Yvonne expressed her fear of being homeless. She was addressing these and other
concerns in therapy. (Yvonne W., supra, 165 Cal.App.4th at pp. 1398–1399.)
At the close of the contested 18-month review hearing, the juvenile court found,
by a preponderance of the evidence, that returning Yvonne to Celeste’s custody would
create a substantial detriment to Yvonne’s physical and emotional well-being because
Yvonne was fearful, anxious and unhappy with Celeste’s living arrangement. (Yvonne
W., supra, 165 Cal.App.4th at p. 1399.)
10
The Yvonne W. court reversed the juvenile court’s detriment finding because there
was no evidence “conditions at the shelter pose[d] a risk of harm to Yvonne in any
identifiable way.” (Yvonne W., supra, 165 Cal.App.4th at p. 1401.) “Despite Yvonne’s
concerns about the shelter and the prospect of becoming homeless, she ‘very much’
want[ed] to reunify with Celeste” and there was “no specific and objective evidence to
show that Yvonne would suffer detriment, including serious psychological or emotional
injury, if she were placed with Celeste at the shelter.” (Id. at p. 1402.) The court stated:
“Celeste is successfully raising her young son in that environment
and is able to provide for his safety, health and well-being. Yvonne was
having unsupervised weekend visits at the shelter with no reported
problems other than her dislike of the shelter and the residents. A child’s
dislike of a parent’s living arrangement, without more, does not constitute a
substantial risk of detriment within the meaning of section 366.22,
subdivision (a). Proving substantial detriment cannot mean merely proving
that a parent’s living arrangement is less than ideal. [Citation.] Celeste’s
limited financial resources, which require her to live in a shelter until she
can obtain alternative housing, is not a legitimate ground for finding
detriment. [Citation.] ‘We cannot separate parents and their children
merely because they are poor.’ [Citation.] [¶] … [¶ Nothing in the record
indicates that Celeste is incapable of parenting Yvonne.” (Yvonne W.,
supra, 165 Cal.App.4th at pp. 1401–1402.)
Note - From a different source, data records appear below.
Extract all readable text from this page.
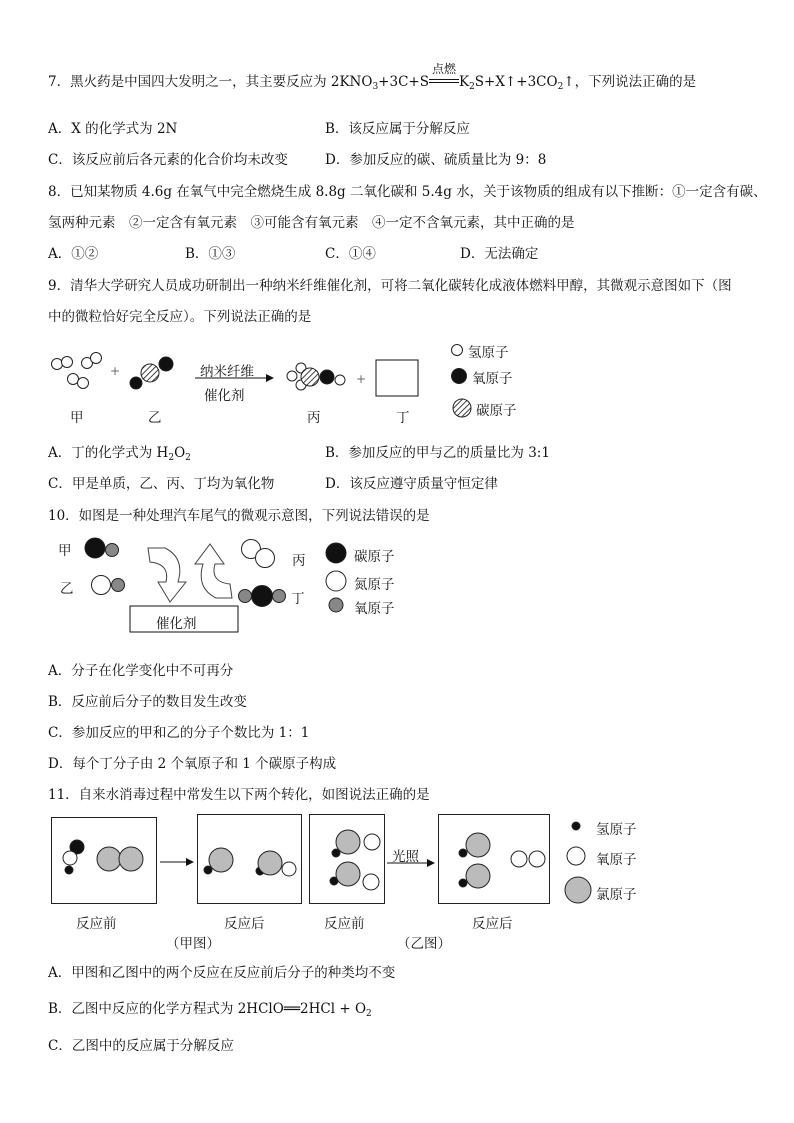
7．黑火药是中国四大发明之一，其主要反应为 $2KNO_3+3C+S$
点燃
$K_2S+X↑+3CO_2↑$，下列说法正确的是
A．X 的化学式为 2N	B．该反应属于分解反应
C．该反应前后各元素的化合价均未改变	D．参加反应的碳、硫质量比为 9：8
8．已知某物质 4.6g 在氧气中完全燃烧生成 8.8g 二氧化碳和 5.4g 水，关于该物质的组成有以下推断：①一定含有碳、
氢两种元素　②一定含有氧元素　③可能含有氧元素　④一定不含氧元素，其中正确的是
A．①②	B．①③	C．①④	D．无法确定
9．清华大学研究人员成功研制出一种纳米纤维催化剂，可将二氧化碳转化成液体燃料甲醇，其微观示意图如下（图
中的微粒恰好完全反应）。下列说法正确的是
+
+
纳米纤维
催化剂
甲	乙	丙	丁
氢原子
氧原子
碳原子
A．丁的化学式为 $H_2O_2$	B．参加反应的甲与乙的质量比为 3:1
C．甲是单质，乙、丙、丁均为氧化物	D．该反应遵守质量守恒定律
10．如图是一种处理汽车尾气的微观示意图，下列说法错误的是
甲
乙
丙
丁
催化剂
碳原子
氮原子
氧原子
A．分子在化学变化中不可再分
B．反应前后分子的数目发生改变
C．参加反应的甲和乙的分子个数比为 1：1
D．每个丁分子由 2 个氧原子和 1 个碳原子构成
11．自来水消毒过程中常发生以下两个转化，如图说法正确的是
光照
氢原子
氧原子
氯原子
反应前	反应后	反应前	反应后
（甲图）	（乙图）
A．甲图和乙图中的两个反应在反应前后分子的种类均不变
B．乙图中反应的化学方程式为 2HClO══2HCl + $O_2$
C．乙图中的反应属于分解反应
Yvonne W. is distinguishable because the juvenile court in that case based its
detriment finding on Yvonne’s concern about Celeste’s living arrangement. Here,
although the court considered X.H. and I.H.’s fear about being exposed to drug users at
the transitional facility, that was not the reason the court found detriment, as evidenced
by its quoted statement ante. Yvonne W. is also distinguishable because there was no
emotional consequence of placing Yvonne with Celeste. Yvonne wanted to live with
Celeste but was not comfortable with her living environment. There was no evidence
that removing her from her foster family would cause her emotional damage. Here, on
the other hand, there was an emotional consequence of placing X.H. and I.H. with mother
because it necessitated their removal from M.T. and Jimmy, where the boys had found
11
security and success. They were strongly attached to M.T. and Jimmy and viewed Jimmy
as the father they did not have. Separating them from Jimmy, therefore, was akin to
separating them from their father. They expressed the emotional damage that would
result. X.H. said it would “hurt” if he had to leave M.T. and Jimmy and threatened to run
away. I.H. said it would be “awful.”
Further, the boys’ fears that mother might relapse are well-founded fears. They
understood on a deep level the instability that resulted from her drug use, having endured
it for years. They also understood that her stay at the transitional housing was limited
and that relapse was a possibility once outside the structure of its confines. That they
should feel emotional distress at the prospect of being removed from a stable
environment and placed in a tenuous one is fully understandable and supported by the
evidence.
We conclude substantial evidence supports the juvenile court’s finding that
returning X.H. and I.H. to mother’s custody would create a substantial risk of detriment
to their emotional well-being and affirm its orders terminating her reunification services
and setting a section 366.26 hearing.
DISPOSITION
The petition for extraordinary writ is denied. This court’s opinion is final
forthwith as to this court pursuant to rule 8.490(b)(2)(A) of the California Rules of Court.